After Katrina and the other storms of that year, the insurance industry got a bill for almost $70 billion (£39 billion). Not all of this was for damage to oil production — flooding in New Orleans cost a bit, too — but enough of it was for the industry to be able to re-equip itself with modern kit at the insurers' expense. So today's platforms are floating rather than fixed, and can be towed out of the way when the wind threatens to blow.
Tugs strong enough to tow them have replaced the old rust-buckets formerly expected to fulfil that role. Similarly, the modern pipelines that link the platforms and are used to get the stuff ashore can now be cut loose and sunk to the relatively safety of the seabed, only to be automatically refloated and plugged together again when the storm has passed.
The technology has advanced hugely and the theory is — though it has not yet been fully tested — that even when oil production is hit by storms, the damage will be much less severe and the time it takes to get back to normal output will be much reduced .
That is good news for the insurance industry, but the rest is not so cheerful. Another of the innovations since Katrina is an insistence by the industry that all insurance cover is in place before the official start of the hurricane season, so most of the policies were put in place in May and June when £1 was still worth $2. Unfortunately, sterling has since been on the slide and is heading rapidly towards $1.80, a 10% fall. That means any claims incurred now will cost 10% more than expected when the policies were written. By common consent, the insurance industry is making next to nothing on its underwriting book anyway, and is in no condition to absorb an additional 10% hit.
The implications go wider than this week's storms — or the others we will probably see in the next few weeks. It is a feature of the British insurance industry that its costs are mainly in sterling, yet the dollar remains the most important source of premium income. The more the pound slides, the more painful it will be for the industry to meet its claims — particularly as many insurers have been dipping into their reserves this year to smooth out the decline in their earnings. In time, the weaker pound will come back to them in the form of higher premiums. But it has a lot of discomfort to get through first.

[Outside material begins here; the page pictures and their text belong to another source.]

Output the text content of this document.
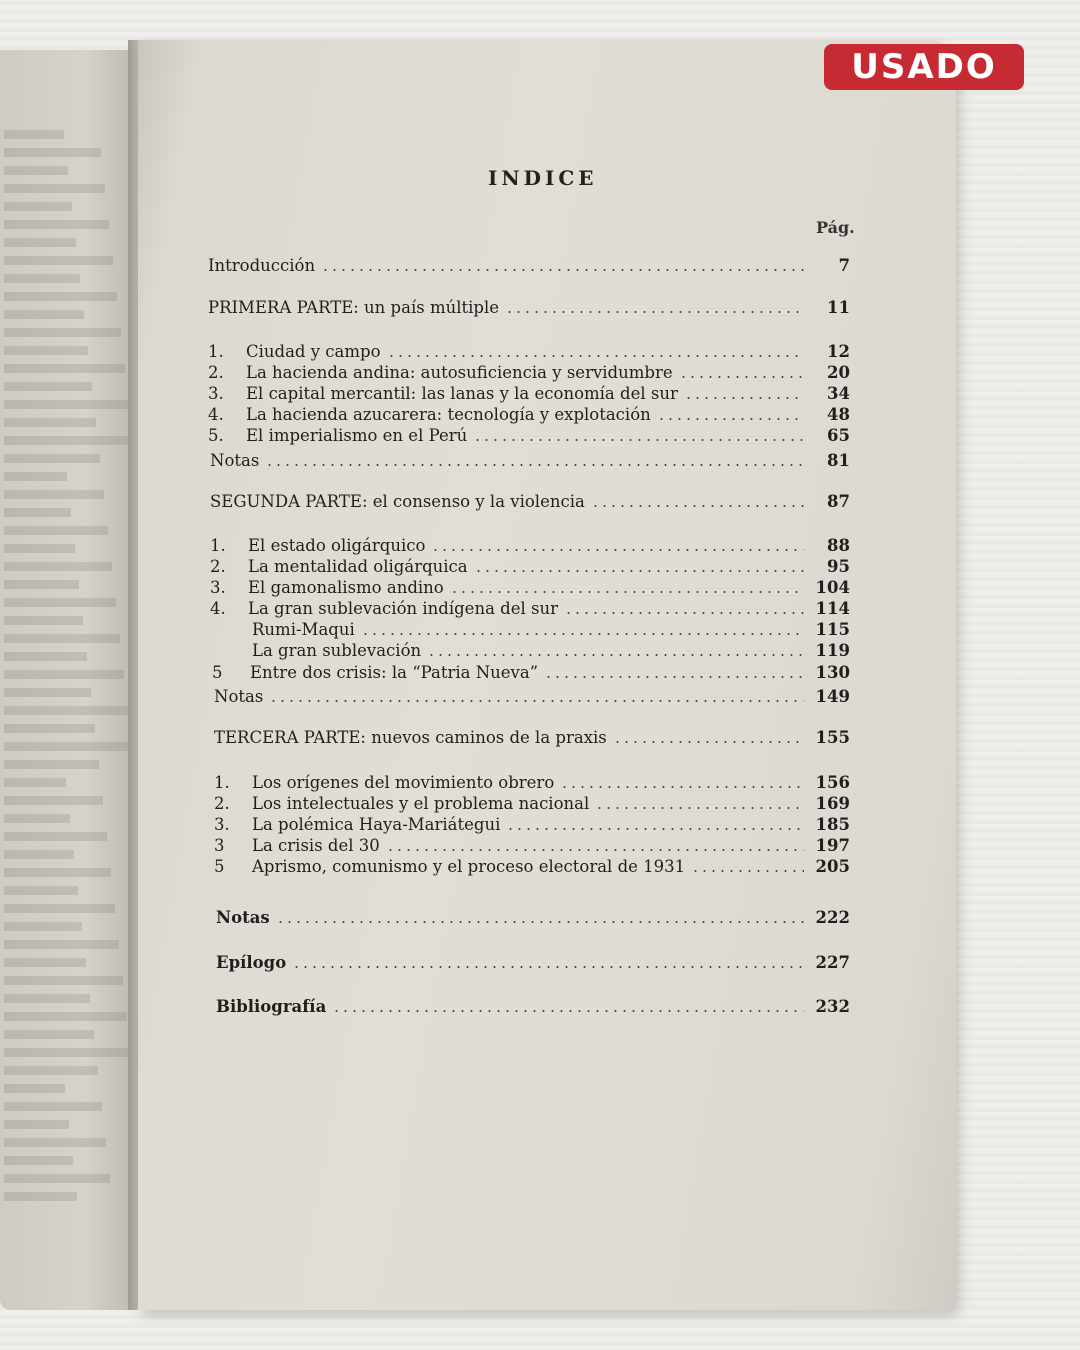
USADO
INDICE
Pág.
Introducción	7
PRIMERA PARTE: un país múltiple	11
1.	Ciudad y campo	12
2.	La hacienda andina: autosuficiencia y servidumbre	20
3.	El capital mercantil: las lanas y la economía del sur	34
4.	La hacienda azucarera: tecnología y explotación	48
5.	El imperialismo en el Perú	65
Notas	81
SEGUNDA PARTE: el consenso y la violencia	87
1.	El estado oligárquico	88
2.	La mentalidad oligárquica	95
3.	El gamonalismo andino	104
4.	La gran sublevación indígena del sur	114
Rumi-Maqui	115
La gran sublevación	119
5	Entre dos crisis: la “Patria Nueva”	130
Notas	149
TERCERA PARTE: nuevos caminos de la praxis	155
1.	Los orígenes del movimiento obrero	156
2.	Los intelectuales y el problema nacional	169
3.	La polémica Haya-Mariátegui	185
3	La crisis del 30	197
5	Aprismo, comunismo y el proceso electoral de 1931	205
Notas	222
Epílogo	227
Bibliografía	232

Tale of a rapid decline and fall
Dresdner Kleinwort, the London-based investment bank, is said to be the likely target for significant job cuts as a result of the purchase, announced yesterday, of its parent Dresdner by Commerzbank. It is a deal born in Germany and with the German retail banking market very much in mind. This means that the investment banking activities in London are peripheral and unfortunately for those working in the firm they seem destined to be treated as such.
The probability is that the Dresdner Kleinwort name will disappear, which may not mean much to most people working in the City today but is in fact highly significant as a barometer of relative decline. Back in 1980, which is not all that long ago in the history of nations, or financial centres for that matter, Kleinwort Benson, as it was then known, was the largest of London's merchant banks — bigger than Lazard, Rothschild, Morgan Grenfell or Warburg, the other stars of that era.
Those were, of course, still the days when the City was a series of cottage industries before the creation of integrated financial houses.
Staff levels were measured in the hundreds rather than the thousands but what is telling is that, in terms of size and staff levels, Kleinwort Benson in London was pretty well on a par with Goldman Sachs in New York.
There is much that could be said about how their paths have diverged since then but suffice it to say that Goldman Sachs has become one of the most successful financial organisations in the world and a giant envied and feared in equal measure by most people who come in contact with it.
Kleinwort, in contrast, is a subsidiary of a middle-ranking German banking parent which seems uninterested in it.
It is hard to remember that only a generation ago they were mentioned in the same breath.